Je ne l’ai connu que pendant quelques années à partir de 1992.

Le PCF était cloisonné en cellules ce qui fait qu’il en était membre en même temps que moi sans que nous nous soyons rencontrés. Le journal de ce parti nous avait trouvé un point commun en 1982. Aux municipales nous avions refusé une alliance avec le PS.

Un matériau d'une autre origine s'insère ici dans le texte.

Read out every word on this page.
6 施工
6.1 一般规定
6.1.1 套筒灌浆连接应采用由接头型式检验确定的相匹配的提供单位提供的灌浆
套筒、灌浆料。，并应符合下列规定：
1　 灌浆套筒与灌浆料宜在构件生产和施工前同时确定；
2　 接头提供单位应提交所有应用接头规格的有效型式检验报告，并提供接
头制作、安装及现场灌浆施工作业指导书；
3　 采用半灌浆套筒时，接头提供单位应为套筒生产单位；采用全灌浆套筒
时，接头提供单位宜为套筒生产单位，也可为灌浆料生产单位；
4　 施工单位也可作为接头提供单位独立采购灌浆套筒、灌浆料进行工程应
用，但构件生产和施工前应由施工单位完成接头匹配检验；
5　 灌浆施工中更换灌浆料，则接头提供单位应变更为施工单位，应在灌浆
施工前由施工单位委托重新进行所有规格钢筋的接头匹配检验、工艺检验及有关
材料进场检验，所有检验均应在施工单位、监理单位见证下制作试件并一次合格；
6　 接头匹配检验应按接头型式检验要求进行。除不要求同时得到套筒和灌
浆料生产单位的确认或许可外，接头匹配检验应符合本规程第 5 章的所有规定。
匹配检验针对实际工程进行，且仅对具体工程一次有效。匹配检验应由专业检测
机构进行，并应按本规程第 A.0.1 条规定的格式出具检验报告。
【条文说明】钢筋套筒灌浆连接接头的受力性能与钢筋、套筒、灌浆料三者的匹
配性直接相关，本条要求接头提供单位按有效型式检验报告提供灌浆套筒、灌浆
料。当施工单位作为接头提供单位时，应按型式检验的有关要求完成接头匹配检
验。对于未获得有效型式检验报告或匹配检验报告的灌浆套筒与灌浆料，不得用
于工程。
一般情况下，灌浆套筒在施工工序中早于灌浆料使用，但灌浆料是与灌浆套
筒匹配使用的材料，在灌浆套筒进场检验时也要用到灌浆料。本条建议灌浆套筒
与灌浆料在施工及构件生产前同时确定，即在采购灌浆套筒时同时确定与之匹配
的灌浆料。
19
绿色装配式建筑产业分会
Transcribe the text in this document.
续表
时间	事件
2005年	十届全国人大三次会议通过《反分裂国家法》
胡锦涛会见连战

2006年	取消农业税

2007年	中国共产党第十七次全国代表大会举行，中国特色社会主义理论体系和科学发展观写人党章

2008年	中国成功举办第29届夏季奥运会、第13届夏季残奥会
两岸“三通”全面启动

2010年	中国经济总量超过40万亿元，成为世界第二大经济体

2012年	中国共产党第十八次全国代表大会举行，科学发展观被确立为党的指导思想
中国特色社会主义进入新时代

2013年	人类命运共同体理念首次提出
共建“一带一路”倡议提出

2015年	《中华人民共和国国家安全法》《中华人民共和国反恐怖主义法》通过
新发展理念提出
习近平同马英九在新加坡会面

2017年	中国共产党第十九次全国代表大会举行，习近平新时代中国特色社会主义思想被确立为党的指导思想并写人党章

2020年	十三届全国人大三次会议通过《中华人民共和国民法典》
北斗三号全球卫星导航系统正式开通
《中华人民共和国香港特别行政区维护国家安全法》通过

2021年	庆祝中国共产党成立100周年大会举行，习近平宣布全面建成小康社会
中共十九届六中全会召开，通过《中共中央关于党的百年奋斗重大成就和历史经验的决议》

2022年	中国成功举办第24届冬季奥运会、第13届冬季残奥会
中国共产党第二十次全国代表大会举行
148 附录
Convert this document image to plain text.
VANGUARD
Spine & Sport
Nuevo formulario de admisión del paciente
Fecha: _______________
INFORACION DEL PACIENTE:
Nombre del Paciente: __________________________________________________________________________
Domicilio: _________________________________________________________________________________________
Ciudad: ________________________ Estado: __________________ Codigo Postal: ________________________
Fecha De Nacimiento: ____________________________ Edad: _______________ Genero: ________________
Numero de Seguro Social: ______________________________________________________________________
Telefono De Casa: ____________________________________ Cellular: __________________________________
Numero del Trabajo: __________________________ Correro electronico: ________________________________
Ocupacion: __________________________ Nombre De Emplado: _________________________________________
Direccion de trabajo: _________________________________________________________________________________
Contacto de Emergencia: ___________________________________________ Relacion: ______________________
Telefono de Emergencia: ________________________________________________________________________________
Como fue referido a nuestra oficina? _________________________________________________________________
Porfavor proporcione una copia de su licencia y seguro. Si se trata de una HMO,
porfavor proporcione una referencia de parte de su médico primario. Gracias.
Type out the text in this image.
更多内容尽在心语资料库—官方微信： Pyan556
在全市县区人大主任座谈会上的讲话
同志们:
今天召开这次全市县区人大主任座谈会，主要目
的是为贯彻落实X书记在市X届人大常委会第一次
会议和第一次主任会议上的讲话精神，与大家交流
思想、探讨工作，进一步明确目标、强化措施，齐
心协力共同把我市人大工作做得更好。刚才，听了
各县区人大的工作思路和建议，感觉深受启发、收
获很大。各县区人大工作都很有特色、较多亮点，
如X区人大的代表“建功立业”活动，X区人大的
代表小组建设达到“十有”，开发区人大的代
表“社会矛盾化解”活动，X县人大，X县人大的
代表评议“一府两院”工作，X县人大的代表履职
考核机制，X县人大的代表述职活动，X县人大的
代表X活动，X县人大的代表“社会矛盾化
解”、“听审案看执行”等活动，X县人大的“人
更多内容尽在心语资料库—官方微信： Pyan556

En réalité la question était moins simple. Dans ma section de Nègrepelisse le maire sortant était radical donc, au nom des accords nationaux, il fallait faire alliance avec lui. Sauf que Jean Cambon, adjoint sortant pour le PS a décidé de faire sa propre liste ! (ce qui ne l’a pas empêché de rejoindre les radicaux en 1986 !). Même au second tour, le PCF n’a donné aucune consigne de vote. Du côté de Grisolles le problème était différent mais avec le même résultat : mépris du PCF donc riposte locale de ce parti quand la direction demandait de faire profil bas. Par la suite le PS de Grisolles deviendra plus unitaire et Marino Rigoni deviendra adjoint au maire mais sous les couleurs de Gauche 92. Pendant un mandat car en 2001 il a été le seul battu de la liste (c’était encore le temps du panachage). La gauche unie au gouvernement voulait éliminer les trublions du genre Gauche 92 donc les quatre élus municipaux furent éliminés de diverses façons. Et ce n’était pas pour cause d’inaction municipale… Et résultat à laprésidentielle, : Olicier Besancenot fit un score génial pour lui !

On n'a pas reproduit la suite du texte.